Green was the ultimate alpha in Game 2, antagonizing and rattling a Celtics team that has embodied the steely toughness of its coach, Ime Udoka. Wednesday’s game in Boston featured more chippiness from Green, but this time, the Celtics largely avoided taking the bait. Instead, they imposed their will with their characteristic hard-nosed play, dominating the glass with 15 offensive rebounds.
“We don’t love how we kind of wilted at times last game, and that was a big point of emphasis the last few days,” Udoka said.

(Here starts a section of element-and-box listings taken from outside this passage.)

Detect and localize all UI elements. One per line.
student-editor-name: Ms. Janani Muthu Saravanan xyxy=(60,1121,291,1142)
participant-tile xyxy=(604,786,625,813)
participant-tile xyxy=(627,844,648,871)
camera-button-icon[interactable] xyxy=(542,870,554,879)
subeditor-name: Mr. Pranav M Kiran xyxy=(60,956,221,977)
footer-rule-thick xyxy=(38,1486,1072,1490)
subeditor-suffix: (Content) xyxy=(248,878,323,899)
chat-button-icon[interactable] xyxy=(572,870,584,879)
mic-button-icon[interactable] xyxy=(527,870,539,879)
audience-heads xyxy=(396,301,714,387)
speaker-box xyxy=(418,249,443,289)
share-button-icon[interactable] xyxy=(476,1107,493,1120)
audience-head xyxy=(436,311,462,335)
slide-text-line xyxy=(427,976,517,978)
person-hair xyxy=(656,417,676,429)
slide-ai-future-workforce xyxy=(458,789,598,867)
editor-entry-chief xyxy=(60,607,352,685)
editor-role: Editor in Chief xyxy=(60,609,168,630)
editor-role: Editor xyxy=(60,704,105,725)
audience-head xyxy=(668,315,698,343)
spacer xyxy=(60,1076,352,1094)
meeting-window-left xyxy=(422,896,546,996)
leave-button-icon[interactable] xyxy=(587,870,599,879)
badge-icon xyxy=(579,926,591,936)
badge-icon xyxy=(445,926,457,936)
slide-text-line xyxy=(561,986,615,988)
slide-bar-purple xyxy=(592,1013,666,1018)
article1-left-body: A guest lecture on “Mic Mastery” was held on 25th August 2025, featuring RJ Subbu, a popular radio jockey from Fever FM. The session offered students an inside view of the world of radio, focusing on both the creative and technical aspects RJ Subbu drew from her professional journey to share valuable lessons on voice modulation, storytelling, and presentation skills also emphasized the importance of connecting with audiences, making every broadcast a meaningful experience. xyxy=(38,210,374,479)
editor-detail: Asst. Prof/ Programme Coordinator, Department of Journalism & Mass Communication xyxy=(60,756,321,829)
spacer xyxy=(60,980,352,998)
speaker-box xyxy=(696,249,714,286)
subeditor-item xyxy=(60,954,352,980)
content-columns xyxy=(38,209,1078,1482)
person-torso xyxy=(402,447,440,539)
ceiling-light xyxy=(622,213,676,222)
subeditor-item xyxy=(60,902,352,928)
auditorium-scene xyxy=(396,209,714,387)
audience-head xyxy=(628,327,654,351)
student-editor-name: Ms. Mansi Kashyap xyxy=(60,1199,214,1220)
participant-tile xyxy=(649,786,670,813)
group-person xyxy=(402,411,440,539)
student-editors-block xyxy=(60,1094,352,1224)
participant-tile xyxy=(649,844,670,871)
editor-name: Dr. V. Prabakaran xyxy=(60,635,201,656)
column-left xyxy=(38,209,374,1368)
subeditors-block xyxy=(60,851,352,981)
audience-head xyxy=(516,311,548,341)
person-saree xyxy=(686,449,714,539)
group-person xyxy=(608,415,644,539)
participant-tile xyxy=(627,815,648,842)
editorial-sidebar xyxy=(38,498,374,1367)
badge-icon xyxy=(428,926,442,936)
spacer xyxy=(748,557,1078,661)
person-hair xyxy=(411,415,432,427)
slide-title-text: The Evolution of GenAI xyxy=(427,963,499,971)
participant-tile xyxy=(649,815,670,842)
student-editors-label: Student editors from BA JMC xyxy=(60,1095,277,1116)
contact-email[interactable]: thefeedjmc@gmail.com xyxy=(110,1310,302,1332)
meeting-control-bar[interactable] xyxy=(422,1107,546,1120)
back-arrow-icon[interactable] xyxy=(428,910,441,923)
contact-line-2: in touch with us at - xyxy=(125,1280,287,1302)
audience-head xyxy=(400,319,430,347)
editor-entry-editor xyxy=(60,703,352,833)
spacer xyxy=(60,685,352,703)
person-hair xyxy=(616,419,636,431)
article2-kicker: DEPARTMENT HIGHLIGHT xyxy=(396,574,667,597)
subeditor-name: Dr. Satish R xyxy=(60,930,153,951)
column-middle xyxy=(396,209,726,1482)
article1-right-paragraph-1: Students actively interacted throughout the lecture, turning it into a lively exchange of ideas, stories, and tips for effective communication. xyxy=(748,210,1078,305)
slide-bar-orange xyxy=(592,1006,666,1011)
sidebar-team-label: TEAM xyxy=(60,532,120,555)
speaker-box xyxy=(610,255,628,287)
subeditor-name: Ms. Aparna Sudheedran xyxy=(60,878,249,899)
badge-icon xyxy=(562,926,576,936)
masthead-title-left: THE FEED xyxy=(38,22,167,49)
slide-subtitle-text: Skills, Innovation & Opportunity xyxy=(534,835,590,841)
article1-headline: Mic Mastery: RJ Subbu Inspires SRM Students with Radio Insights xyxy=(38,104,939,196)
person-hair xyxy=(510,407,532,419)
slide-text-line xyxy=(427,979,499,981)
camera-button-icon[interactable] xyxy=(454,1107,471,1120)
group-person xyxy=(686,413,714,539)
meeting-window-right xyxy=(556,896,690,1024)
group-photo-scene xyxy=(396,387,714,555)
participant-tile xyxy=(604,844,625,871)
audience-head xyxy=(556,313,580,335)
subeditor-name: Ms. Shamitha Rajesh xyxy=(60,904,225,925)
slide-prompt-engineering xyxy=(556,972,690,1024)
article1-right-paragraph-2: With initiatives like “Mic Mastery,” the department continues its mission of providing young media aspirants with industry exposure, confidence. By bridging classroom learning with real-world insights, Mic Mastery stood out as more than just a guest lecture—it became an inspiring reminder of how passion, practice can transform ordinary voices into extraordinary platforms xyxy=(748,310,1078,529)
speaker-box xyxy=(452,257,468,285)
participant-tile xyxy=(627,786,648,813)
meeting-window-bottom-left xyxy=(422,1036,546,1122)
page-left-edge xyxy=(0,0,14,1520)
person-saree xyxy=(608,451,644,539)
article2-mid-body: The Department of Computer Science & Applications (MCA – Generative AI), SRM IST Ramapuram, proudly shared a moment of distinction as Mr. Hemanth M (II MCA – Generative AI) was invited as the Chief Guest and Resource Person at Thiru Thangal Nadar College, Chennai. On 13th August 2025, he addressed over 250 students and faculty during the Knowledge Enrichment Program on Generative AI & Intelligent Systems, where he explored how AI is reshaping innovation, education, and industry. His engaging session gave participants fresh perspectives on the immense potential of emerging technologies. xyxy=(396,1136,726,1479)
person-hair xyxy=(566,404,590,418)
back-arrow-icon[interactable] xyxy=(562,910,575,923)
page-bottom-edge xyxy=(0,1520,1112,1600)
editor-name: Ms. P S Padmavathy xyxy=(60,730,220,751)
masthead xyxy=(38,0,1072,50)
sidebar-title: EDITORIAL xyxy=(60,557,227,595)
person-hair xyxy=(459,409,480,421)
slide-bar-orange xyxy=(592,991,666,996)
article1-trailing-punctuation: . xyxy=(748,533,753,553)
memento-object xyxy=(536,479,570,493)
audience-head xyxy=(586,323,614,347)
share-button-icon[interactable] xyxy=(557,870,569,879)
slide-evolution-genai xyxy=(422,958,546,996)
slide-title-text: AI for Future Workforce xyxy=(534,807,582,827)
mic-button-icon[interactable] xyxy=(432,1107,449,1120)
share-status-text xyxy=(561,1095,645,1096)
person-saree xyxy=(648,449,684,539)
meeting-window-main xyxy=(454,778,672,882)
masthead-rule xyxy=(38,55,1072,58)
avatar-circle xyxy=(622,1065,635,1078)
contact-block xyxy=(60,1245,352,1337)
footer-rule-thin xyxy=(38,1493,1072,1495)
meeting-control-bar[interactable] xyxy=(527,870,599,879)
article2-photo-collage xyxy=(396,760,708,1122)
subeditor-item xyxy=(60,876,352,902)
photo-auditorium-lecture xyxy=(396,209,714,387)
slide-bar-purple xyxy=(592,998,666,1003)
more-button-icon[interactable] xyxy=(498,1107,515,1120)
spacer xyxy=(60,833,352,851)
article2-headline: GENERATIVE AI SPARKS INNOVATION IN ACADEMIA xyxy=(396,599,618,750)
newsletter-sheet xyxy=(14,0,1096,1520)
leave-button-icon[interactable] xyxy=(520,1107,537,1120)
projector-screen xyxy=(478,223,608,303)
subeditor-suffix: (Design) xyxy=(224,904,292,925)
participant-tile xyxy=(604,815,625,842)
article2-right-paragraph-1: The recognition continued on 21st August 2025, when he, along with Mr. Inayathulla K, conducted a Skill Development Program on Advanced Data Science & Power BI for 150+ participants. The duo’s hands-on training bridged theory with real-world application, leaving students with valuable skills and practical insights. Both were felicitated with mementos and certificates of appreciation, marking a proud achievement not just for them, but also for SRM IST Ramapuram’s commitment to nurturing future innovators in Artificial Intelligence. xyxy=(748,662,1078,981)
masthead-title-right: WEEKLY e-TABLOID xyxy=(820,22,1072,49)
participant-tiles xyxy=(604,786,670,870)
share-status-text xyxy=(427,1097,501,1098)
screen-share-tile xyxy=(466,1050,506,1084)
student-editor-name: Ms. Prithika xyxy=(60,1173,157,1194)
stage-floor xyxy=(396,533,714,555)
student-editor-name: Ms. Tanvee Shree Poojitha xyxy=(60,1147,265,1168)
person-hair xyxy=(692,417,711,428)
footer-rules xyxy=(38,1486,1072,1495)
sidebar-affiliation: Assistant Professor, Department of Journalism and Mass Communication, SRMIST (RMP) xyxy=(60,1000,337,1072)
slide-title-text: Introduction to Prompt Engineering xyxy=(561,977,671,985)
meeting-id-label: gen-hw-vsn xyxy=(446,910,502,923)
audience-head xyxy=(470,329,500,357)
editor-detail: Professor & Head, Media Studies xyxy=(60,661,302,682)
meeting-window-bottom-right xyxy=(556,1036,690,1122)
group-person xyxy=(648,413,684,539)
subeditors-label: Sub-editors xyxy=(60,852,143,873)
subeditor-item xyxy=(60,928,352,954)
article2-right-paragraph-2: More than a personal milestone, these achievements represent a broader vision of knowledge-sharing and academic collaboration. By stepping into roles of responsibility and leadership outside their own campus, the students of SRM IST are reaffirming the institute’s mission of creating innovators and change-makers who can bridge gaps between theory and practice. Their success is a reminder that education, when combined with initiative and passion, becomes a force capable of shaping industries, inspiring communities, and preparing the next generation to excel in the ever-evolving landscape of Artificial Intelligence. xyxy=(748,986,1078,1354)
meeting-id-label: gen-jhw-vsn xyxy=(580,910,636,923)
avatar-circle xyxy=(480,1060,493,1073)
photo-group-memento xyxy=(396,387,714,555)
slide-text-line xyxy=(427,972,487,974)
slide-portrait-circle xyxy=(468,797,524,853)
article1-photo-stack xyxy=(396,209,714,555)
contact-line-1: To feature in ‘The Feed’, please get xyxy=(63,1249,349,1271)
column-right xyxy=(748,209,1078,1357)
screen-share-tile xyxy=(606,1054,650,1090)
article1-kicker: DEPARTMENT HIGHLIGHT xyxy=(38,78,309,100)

It wasn’t the Warriors’ dark artist who posed the biggest test to the Celtics’ nerves on Wednesday, but rather their pair of virtuosos, Steph Curry and Klay Thompson. After trailing by 12 at the half, Golden State mounted a furious rally in the third quarter that was powered by their sharp-shooting backcourt. Curry scored 15 of his 31 points in the period, highlighted by a blur of a stretch that saw the Warriors briefly take the lead, 83-82.
Boston regained the advantage 30 seconds later, when Smart buried a three off a Tatum assist. In the fourth, the Celtics leaned on their top-rated defense to put the game away, holding the Warriors to a mere 11 points in the final period.
Udoka credited Boston’s bigs with switching on screens and defending the Warriors’ deadly shooters better after the visitors made their third quarter charge. And it has been Udoka, Boston’s first-year head coach, who has been credited for toughening up a Celtics team that had long flirted with title contention but could never break through. He took over for a team that, entering this season, had played in three of the last five Eastern Conference finals but won zero.
Repeated shortcomings often drive a front office to reckon with its personnel, to consider whether it’s time to shake up its nucleus, and to contemplate whether its players are good – but not quite good enough.
On Wednesday night, Boston was rewarded for sticking with their incumbents.